Tough And Competent: Remembering Those We Lost


Time is a funny thing.

Seventeen years passed between the loss of the space shuttle Challenger in 1986 and the loss of Columbia in 2003. During those 17 years, I went from my first year of middle school to finishing high school to graduating from college to have a career as a newspaper editor to taking a job on a contract at NASA’s Marshall Space Flight Center.

They were seventeen long years.

Seventeen years have now passed since the loss of Columbia. During those 17 years, I’ve gone from one contract at NASA’s Marshall Space Flight Center to a different contract.

They were seventeen short years.

Today is NASA’s Day of Remembrance.

The agency’s three greatest tragedies – the loss of the Apollo 1 crew in 1967, the loss of Challenger’s 51L crew in 1986, and the loss of Columbia’s STS-107 crew in 2013 – all mark their anniversary this week, on Monday, Tuesday and Saturday, respectively.

Those tragedies occurred almost a generation apart.

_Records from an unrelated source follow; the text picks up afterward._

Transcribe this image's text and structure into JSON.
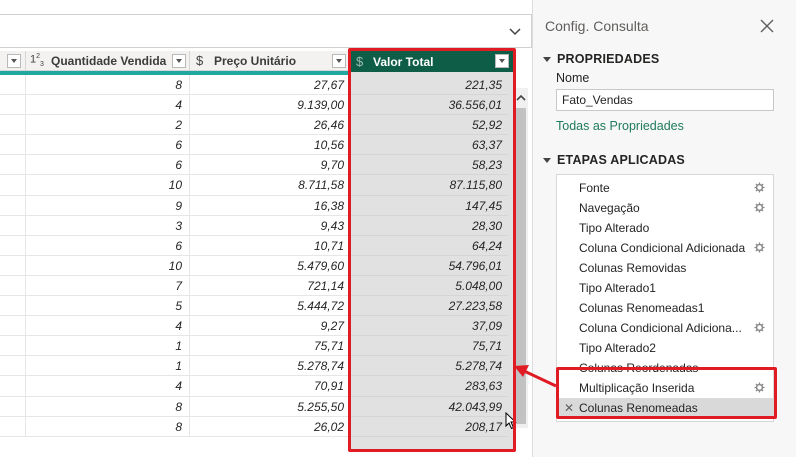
{
  "grid": {
    "columns": [
      {
        "type_icon": "text-type-icon",
        "label": ""
      },
      {
        "type_icon": "123",
        "label": "Quantidade Vendida"
      },
      {
        "type_icon": "$",
        "label": "Preço Unitário"
      },
      {
        "type_icon": "$",
        "label": "Valor Total"
      }
    ],
    "rows": [
      {
        "qtd": "8",
        "preco": "27,67",
        "total": "221,35"
      },
      {
        "qtd": "4",
        "preco": "9.139,00",
        "total": "36.556,01"
      },
      {
        "qtd": "2",
        "preco": "26,46",
        "total": "52,92"
      },
      {
        "qtd": "6",
        "preco": "10,56",
        "total": "63,37"
      },
      {
        "qtd": "6",
        "preco": "9,70",
        "total": "58,23"
      },
      {
        "qtd": "10",
        "preco": "8.711,58",
        "total": "87.115,80"
      },
      {
        "qtd": "9",
        "preco": "16,38",
        "total": "147,45"
      },
      {
        "qtd": "3",
        "preco": "9,43",
        "total": "28,30"
      },
      {
        "qtd": "6",
        "preco": "10,71",
        "total": "64,24"
      },
      {
        "qtd": "10",
        "preco": "5.479,60",
        "total": "54.796,01"
      },
      {
        "qtd": "7",
        "preco": "721,14",
        "total": "5.048,00"
      },
      {
        "qtd": "5",
        "preco": "5.444,72",
        "total": "27.223,58"
      },
      {
        "qtd": "4",
        "preco": "9,27",
        "total": "37,09"
      },
      {
        "qtd": "1",
        "preco": "75,71",
        "total": "75,71"
      },
      {
        "qtd": "1",
        "preco": "5.278,74",
        "total": "5.278,74"
      },
      {
        "qtd": "4",
        "preco": "70,91",
        "total": "283,63"
      },
      {
        "qtd": "8",
        "preco": "5.255,50",
        "total": "42.043,99"
      },
      {
        "qtd": "8",
        "preco": "26,02",
        "total": "208,17"
      }
    ],
    "colors": {
      "highlight_header": "#0e5e47",
      "teal_line": "#1fa7a0",
      "annotation_red": "#e01b24"
    }
  },
  "pane": {
    "title": "Config. Consulta",
    "close_icon": "close-icon",
    "properties_header": "PROPRIEDADES",
    "name_label": "Nome",
    "name_value": "Fato_Vendas",
    "all_properties_link": "Todas as Propriedades",
    "steps_header": "ETAPAS APLICADAS",
    "steps": [
      {
        "label": "Fonte",
        "gear": true
      },
      {
        "label": "Navegação",
        "gear": true
      },
      {
        "label": "Tipo Alterado",
        "gear": false
      },
      {
        "label": "Coluna Condicional Adicionada",
        "gear": true
      },
      {
        "label": "Colunas Removidas",
        "gear": false
      },
      {
        "label": "Tipo Alterado1",
        "gear": false
      },
      {
        "label": "Colunas Renomeadas1",
        "gear": false
      },
      {
        "label": "Coluna Condicional Adiciona...",
        "gear": true
      },
      {
        "label": "Tipo Alterado2",
        "gear": false
      },
      {
        "label": "Colunas Reordenadas",
        "gear": false
      },
      {
        "label": "Multiplicação Inserida",
        "gear": true
      },
      {
        "label": "Colunas Renomeadas",
        "gear": false,
        "selected": true
      }
    ]
  }
}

Nineteen years between Apollo 1 and 51L. Seventeen years between 51L and STS-107.

On average, eighteen years.

Next year will be eighteen years since Columbia.

The seventeen to nineteen year span starts this year and lasts until 2022.

From this year to 2022, we will see the first crewed flights of three new spacecraft.

There’s an expression you see a lot in media and discussions about spaceflight.

“Space is hard.”

To be certain, spaceflight is hard.

Kennedy described it as “the most hazardous and dangerous and greatest adventure on which man has ever embarked.” I’d not argue.

Today, you hear “space is hard” as an explanation after something has gone wrong.

A rocket explodes, a capsule fails, a launch is aborted.

“Space is hard.”

After the Apollo 1 tragedy, Flight Director Gene Kranz told the Mission Control team that “Spaceflight will never tolerate carelessness, incapacity, and neglect.”

In other words, space is hard.

But he didn’t stop there.

“From this day forward,” he instructed, “Flight Control will be known by two words: Tough and Competent.”

Space is hard. We have to be harder.

To be certain, spaceflight is hard.

In this industry, you have two choices.

You can either say space is hard every day before launch, as a reminder to be harder.

Or it will be said after launch.

As we prepare for a game-changing two years and the historic exploration to follow, may all undertaking this great adventure be tough and competent.